In contrast, the CLE and ZPR families do not show family-wide enrichment for embryo sac expression. Twenty-six and eight genes were identified for the CLE and ZPR families, respectively (Additional file 17: Figure S7 and Additional file 18: Figure S8). For the CLE family there were nine above 1 FPKM in ES, two in MP, seven in the seedling, and four in Ov. The CLE family was almost completely absent in MP, with 24 of the 26 members having no reads in the MP. For the ZPR family there were two above 1 FPKM in ES, one in MP, three in the seedling, and one in Ov. Some of the ZPR family members are characterized by low expression in the ovule and no expression in the ES, suggesting they are expressed in portions of the ovule excluded from the ES samples (e.g., integuments).
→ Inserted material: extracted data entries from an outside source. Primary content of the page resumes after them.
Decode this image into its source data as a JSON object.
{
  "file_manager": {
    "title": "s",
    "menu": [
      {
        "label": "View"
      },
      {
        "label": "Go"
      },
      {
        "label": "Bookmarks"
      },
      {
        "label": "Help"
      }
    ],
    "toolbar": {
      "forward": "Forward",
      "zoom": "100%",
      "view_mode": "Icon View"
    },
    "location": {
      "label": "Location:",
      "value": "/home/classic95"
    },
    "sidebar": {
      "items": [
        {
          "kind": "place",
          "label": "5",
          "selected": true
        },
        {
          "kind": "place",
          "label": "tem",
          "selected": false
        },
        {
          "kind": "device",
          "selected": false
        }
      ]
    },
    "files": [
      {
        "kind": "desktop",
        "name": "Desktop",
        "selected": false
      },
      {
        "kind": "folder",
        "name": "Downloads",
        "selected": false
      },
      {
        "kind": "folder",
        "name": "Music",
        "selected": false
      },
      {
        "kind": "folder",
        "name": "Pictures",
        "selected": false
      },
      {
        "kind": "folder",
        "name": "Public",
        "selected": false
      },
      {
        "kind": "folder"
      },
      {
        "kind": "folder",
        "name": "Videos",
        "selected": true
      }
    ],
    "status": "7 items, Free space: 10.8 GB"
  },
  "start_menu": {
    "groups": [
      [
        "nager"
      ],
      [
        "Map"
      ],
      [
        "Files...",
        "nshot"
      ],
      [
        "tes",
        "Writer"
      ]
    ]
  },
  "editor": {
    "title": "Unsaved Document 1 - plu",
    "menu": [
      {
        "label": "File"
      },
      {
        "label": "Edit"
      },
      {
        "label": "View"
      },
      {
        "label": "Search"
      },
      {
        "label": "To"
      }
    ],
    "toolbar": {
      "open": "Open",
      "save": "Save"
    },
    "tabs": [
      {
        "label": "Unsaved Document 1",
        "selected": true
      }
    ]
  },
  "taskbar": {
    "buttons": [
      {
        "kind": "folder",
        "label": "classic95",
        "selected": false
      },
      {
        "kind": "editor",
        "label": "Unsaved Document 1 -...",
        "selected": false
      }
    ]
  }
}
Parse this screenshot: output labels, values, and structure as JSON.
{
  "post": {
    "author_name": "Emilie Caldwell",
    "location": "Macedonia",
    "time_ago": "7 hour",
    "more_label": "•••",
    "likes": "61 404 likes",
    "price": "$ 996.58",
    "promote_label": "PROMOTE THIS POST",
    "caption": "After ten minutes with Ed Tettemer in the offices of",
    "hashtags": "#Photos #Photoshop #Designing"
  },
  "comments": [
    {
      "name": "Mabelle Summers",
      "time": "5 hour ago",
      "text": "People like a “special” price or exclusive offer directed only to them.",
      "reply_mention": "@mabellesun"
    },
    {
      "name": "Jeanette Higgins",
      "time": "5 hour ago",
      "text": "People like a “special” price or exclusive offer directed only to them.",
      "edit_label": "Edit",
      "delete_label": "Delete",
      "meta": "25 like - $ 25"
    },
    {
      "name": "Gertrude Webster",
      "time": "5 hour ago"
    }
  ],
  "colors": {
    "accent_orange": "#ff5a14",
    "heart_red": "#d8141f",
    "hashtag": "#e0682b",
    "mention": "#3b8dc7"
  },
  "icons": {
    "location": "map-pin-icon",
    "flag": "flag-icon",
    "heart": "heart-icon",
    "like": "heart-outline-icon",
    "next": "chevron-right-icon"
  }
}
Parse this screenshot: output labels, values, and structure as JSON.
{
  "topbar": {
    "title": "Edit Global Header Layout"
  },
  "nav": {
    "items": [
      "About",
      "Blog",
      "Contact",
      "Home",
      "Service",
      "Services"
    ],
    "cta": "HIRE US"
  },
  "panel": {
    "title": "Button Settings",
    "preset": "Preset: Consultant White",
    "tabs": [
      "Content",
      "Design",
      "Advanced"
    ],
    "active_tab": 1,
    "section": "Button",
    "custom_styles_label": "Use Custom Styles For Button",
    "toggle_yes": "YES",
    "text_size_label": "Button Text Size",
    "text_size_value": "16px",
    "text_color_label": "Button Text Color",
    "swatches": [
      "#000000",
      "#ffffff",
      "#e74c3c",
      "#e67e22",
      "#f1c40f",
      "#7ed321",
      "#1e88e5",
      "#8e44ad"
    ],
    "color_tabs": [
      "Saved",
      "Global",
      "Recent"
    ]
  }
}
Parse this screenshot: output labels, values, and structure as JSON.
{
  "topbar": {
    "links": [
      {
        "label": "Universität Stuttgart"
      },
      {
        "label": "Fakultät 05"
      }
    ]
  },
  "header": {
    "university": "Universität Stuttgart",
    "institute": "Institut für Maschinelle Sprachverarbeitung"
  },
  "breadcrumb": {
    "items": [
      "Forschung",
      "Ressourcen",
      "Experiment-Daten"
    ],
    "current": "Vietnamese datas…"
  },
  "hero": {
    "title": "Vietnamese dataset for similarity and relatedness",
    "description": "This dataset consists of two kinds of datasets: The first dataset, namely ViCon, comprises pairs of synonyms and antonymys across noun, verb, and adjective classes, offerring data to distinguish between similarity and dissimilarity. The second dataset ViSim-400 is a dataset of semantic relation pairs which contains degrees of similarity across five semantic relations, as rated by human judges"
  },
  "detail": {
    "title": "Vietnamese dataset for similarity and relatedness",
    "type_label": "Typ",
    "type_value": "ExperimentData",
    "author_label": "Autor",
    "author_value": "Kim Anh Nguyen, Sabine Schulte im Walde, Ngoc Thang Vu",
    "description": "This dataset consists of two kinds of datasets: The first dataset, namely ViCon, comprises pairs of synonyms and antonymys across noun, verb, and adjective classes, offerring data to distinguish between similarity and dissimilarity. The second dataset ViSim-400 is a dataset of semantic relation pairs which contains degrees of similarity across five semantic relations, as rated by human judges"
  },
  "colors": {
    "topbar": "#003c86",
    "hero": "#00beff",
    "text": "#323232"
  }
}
The expression of small peptides in the gametophytes is therefore not a general phenomenon; rather the DEFL and EAL families are likely enriched in these tissues for critical roles in gametophyte biology.
Test of gametophyte expressed genes for gametophyte function
Genes with expression in the gametophytes should be enriched for genes with gametophyte-critical functions. Such a function can be confirmed by observing reduced transmission of a mutation in that gene through the relevant gametophyte to the next generation. This reduced transmission is also predicted to result in reduced recovery of mutations in gametophyte essential genes. Thus, there should be a bias against recovering mutations in the sets of MP-enriched and ES-enriched genes compared to sporophyte-enriched genes identified in this study. The large collections of sequence-indexed transposon insertions for both the Mutator (UniformMu and the Photosynthetic Mutant Library –) and Ac/Ds systems available in maize allowed a test of this prediction.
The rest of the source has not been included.